Gettò sul fuoco che stava per spegnersi, dei rami secchi che aveva raccolti sotto le piante e delle canne, ravvivandolo e si fece condurre alla zattera dove la testuggine, inconscia della triste sorte che l’aspettava, dormiva profondamente.

La sollevarono con grande fatica, essendo pesantissima, la decapitarono per non farla soffrire troppo e la gettarono, rovesciata sul dorso, in mezzo alla brace.

— Povera bestia! — esclamò Garcia, udendo le carni a friggere. — Quale ingratitudine da parte nostra, signore!

— Il ventre non ragiona, amico mio, — rispose Alvaro che fiutava avidamente il profumo squisito che esalava il gigantesco arrosto.

— Ah!

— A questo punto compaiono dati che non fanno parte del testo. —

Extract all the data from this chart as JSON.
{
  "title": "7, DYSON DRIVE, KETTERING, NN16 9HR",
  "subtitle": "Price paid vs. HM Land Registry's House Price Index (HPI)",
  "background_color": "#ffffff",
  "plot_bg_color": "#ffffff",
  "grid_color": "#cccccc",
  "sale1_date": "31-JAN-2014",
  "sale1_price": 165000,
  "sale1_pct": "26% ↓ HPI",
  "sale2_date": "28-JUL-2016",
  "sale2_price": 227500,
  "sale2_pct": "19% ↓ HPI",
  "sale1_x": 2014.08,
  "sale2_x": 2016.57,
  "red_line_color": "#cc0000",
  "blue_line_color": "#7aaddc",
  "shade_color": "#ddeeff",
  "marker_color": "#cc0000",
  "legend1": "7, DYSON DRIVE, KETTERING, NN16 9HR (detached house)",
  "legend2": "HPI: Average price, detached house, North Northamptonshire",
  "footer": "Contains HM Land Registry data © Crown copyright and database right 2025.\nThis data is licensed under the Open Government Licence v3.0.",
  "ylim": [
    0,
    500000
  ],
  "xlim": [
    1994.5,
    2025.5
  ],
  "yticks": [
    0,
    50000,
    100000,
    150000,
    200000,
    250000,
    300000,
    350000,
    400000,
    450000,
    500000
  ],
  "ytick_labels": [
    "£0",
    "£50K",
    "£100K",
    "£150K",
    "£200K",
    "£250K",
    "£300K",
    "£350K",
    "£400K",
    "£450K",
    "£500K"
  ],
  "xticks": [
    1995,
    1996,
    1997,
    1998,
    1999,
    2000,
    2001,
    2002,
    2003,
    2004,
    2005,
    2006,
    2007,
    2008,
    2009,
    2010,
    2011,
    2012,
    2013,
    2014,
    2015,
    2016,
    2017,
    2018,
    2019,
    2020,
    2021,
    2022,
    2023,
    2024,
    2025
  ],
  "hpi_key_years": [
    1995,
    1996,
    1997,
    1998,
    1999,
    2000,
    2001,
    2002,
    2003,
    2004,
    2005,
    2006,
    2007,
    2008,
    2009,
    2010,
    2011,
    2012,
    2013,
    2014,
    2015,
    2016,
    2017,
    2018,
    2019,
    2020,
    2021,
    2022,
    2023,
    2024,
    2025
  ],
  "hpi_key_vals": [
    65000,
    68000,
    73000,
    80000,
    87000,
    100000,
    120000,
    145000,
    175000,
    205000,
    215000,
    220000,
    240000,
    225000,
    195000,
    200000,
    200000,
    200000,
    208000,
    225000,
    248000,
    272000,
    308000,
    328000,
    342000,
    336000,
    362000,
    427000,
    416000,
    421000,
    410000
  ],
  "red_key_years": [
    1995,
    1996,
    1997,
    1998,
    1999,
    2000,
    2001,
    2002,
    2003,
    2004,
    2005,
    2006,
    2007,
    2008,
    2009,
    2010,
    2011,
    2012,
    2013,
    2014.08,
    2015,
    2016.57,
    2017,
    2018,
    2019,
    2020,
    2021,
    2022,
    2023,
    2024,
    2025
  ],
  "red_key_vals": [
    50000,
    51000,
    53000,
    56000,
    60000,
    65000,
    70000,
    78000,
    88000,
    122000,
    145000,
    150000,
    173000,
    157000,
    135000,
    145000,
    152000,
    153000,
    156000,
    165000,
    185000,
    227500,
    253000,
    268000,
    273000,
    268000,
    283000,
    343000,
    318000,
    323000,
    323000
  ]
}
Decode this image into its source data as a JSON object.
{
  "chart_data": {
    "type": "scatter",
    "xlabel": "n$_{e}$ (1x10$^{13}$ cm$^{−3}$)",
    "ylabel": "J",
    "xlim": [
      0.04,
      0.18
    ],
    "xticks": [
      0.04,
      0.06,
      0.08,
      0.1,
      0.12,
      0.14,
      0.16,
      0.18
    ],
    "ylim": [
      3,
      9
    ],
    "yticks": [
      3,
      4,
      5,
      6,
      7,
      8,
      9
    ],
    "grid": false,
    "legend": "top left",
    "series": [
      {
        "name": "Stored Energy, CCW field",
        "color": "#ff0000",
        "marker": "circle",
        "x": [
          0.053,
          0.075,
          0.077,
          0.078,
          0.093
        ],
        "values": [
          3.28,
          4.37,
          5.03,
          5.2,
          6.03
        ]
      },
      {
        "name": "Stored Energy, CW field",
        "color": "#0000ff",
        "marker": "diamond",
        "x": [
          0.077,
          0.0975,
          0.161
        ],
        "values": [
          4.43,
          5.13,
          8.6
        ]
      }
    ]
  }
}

Dimenticavo le mie zucche! —

Andò a prendere le due grosse frutta e le gettò ai piedi di Alvaro.

— E tu le chiami zucche queste, — disse il portoghese. — Sono frutta degli alberi del pane, mio caro, che surrogheranno i biscotti che ci mancano. Ne ho assaggiate ancora e ti posso dire che arrostite sui carboni sono squisite.

— Toh! Vi sono anche delle piante che producono dei pani! — esclamò il mozzo. — Fortunato paese dove si può fare a meno dei fornai. —

Alvaro levò la corteccia e tagliò la polpa in larghe fette che depose sui carboni.